Publicado em Dezembro - 13 - 2011
The Hunger Games / Jogos Vorazes

May the odds be ever in your favor.
Num futuro pós-apocalíptico, toda a América do Norte é um único país chamado Panem, com uma Capital e 12 distritos. Estes eram 13, mas quando o Distrito 13 liderou uma rebelião contra a Capital, foi dizimado e para punir os restantes e lembrá-los da autoridade e poder da Capital, todos os anos cada distrito sorteia dois tributos, um rapaz e uma moça de 12 a 18 anos, que deverão lutar contra os outros jovens nos Jogos Vorazes até que apenas um sobreviva.
Katniss Everdeen é uma garota de 16 anos que aprendeu a duras penas a arte de sobreviver. Depois da morte do pai, aos 11 anos ela tornou-se responsável por levar comida para casa, para sua mãe e irmãzinha Prim. Graças ao que ela e o amigo Gale caçam ilegalmente nas florestas que circundam a cidade, nenhuma das duas famílias passa fome. O Distrito 12 é o mais pobre de todos, e apenas uma vez teve um vencedor nos jogos.

- Katniss e Gale
O nome de Prim é sorteado para os Jogos e Katniss se oferece para ficar no lugar dela. O rapaz sorteado é Peeta Mellark, que uma vez salvou a vida de Katniss, dando a ela dois pães que evitaram que ela e a família morressem de fome e lhe deu novo ânimo para sobreviver. Agora ambos seguirão para a Capital e terão de lutar pela própria vida, e apenas um entre 24 tributos poderá sobreviver.
Este é o resumo dos dois primeiros capítulos de The Hunger Games, que podem ser lidos online em inglês aqui. Já sabia do que tratava a história, e os dois capítulos me conquistaram. Mas o livro vai além, e prende a atenção do leitor do início ao fim.

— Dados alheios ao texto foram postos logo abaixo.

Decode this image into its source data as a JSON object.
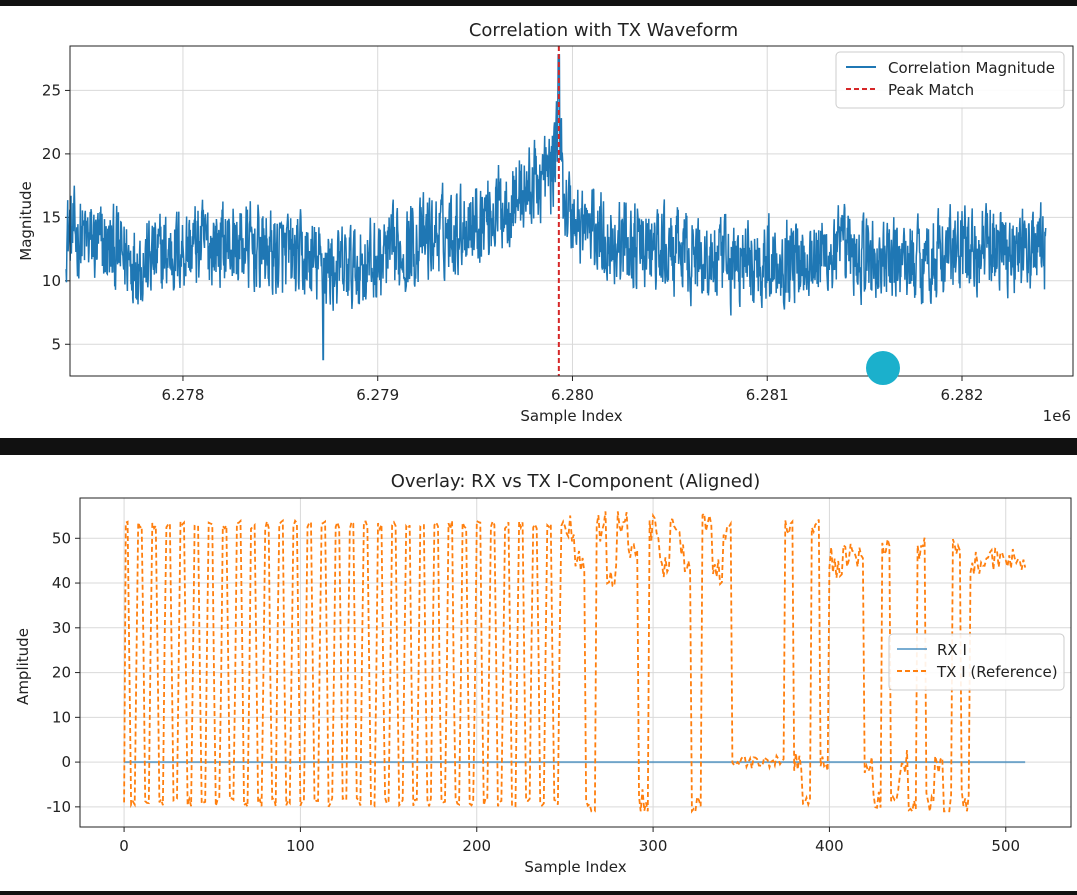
{
  "chart_data": [
    {
      "type": "line",
      "title": "Correlation with TX Waveform",
      "xlabel": "Sample Index",
      "ylabel": "Magnitude",
      "x_offset_label": "1e6",
      "xlim": [
        6.27742,
        6.28257
      ],
      "ylim": [
        2.5,
        28.5
      ],
      "xticks": [
        6.278,
        6.279,
        6.28,
        6.281,
        6.282
      ],
      "xtick_labels": [
        "6.278",
        "6.279",
        "6.280",
        "6.281",
        "6.282"
      ],
      "yticks": [
        5,
        10,
        15,
        20,
        25
      ],
      "grid": true,
      "legend_position": "upper right",
      "series": [
        {
          "name": "Correlation Magnitude",
          "color": "#1f77b4",
          "x_start": 6.2774,
          "x_end": 6.28243,
          "trend": [
            [
              6.2774,
              13.8
            ],
            [
              6.2776,
              12.6
            ],
            [
              6.2778,
              11.4
            ],
            [
              6.278,
              12.6
            ],
            [
              6.2782,
              13.0
            ],
            [
              6.2784,
              12.4
            ],
            [
              6.2786,
              11.6
            ],
            [
              6.2788,
              10.8
            ],
            [
              6.279,
              11.5
            ],
            [
              6.2792,
              13.0
            ],
            [
              6.2794,
              14.2
            ],
            [
              6.2796,
              15.5
            ],
            [
              6.2798,
              17.5
            ],
            [
              6.2799,
              18.8
            ],
            [
              6.27993,
              24.0
            ],
            [
              6.27995,
              17.2
            ],
            [
              6.28,
              14.8
            ],
            [
              6.2802,
              13.2
            ],
            [
              6.2804,
              12.4
            ],
            [
              6.2806,
              12.0
            ],
            [
              6.2808,
              11.2
            ],
            [
              6.281,
              11.6
            ],
            [
              6.2812,
              12.0
            ],
            [
              6.2814,
              12.2
            ],
            [
              6.2816,
              11.4
            ],
            [
              6.2818,
              11.8
            ],
            [
              6.282,
              12.4
            ],
            [
              6.2822,
              12.6
            ],
            [
              6.28243,
              12.4
            ]
          ],
          "peak": {
            "x": 6.27993,
            "y": 27.8
          },
          "min": {
            "x": 6.27872,
            "y": 3.8
          }
        },
        {
          "name": "Peak Match",
          "color": "#d62728",
          "style": "dashed",
          "x": 6.27993
        }
      ]
    },
    {
      "type": "line",
      "title": "Overlay: RX vs TX I-Component (Aligned)",
      "xlabel": "Sample Index",
      "ylabel": "Amplitude",
      "xlim": [
        -25,
        537
      ],
      "ylim": [
        -14.5,
        59
      ],
      "xticks": [
        0,
        100,
        200,
        300,
        400,
        500
      ],
      "yticks": [
        -10,
        0,
        10,
        20,
        30,
        40,
        50
      ],
      "grid": true,
      "legend_position": "center right",
      "series": [
        {
          "name": "RX I",
          "color": "#1f77b4",
          "x": [
            0,
            511
          ],
          "values": [
            0,
            0
          ]
        },
        {
          "name": "TX I (Reference)",
          "color": "#ff7f0e",
          "style": "dashed",
          "x_range": [
            0,
            511
          ],
          "high": 53,
          "low": -9,
          "segments": [
            {
              "from": 0,
              "to": 250,
              "pattern": "alternating",
              "period": 8
            },
            {
              "from": 250,
              "to": 345,
              "pattern": "irregular"
            },
            {
              "from": 345,
              "to": 375,
              "pattern": "near-zero"
            },
            {
              "from": 375,
              "to": 400,
              "pattern": "irregular"
            },
            {
              "from": 400,
              "to": 420,
              "pattern": "near-45"
            },
            {
              "from": 420,
              "to": 480,
              "pattern": "irregular"
            },
            {
              "from": 480,
              "to": 511,
              "pattern": "near-45"
            }
          ]
        }
      ]
    }
  ]
}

Suzanne Collins usou a estrutura clássica da saga do herói para compor seu livro: o herói é chamado para uma aventura e deve enfrentar o desconhecido; ele tem a ajuda de um mentor ou guia, e tem uma habilidade especial. Ele entra em um ambiente novo e misterioso, enfrenta perigos, conta com a ajuda de amigos ou aliados, vence seus medos, cumpre sua missão e volta para casa para ensinar o que aprendeu, modificado pela experiência.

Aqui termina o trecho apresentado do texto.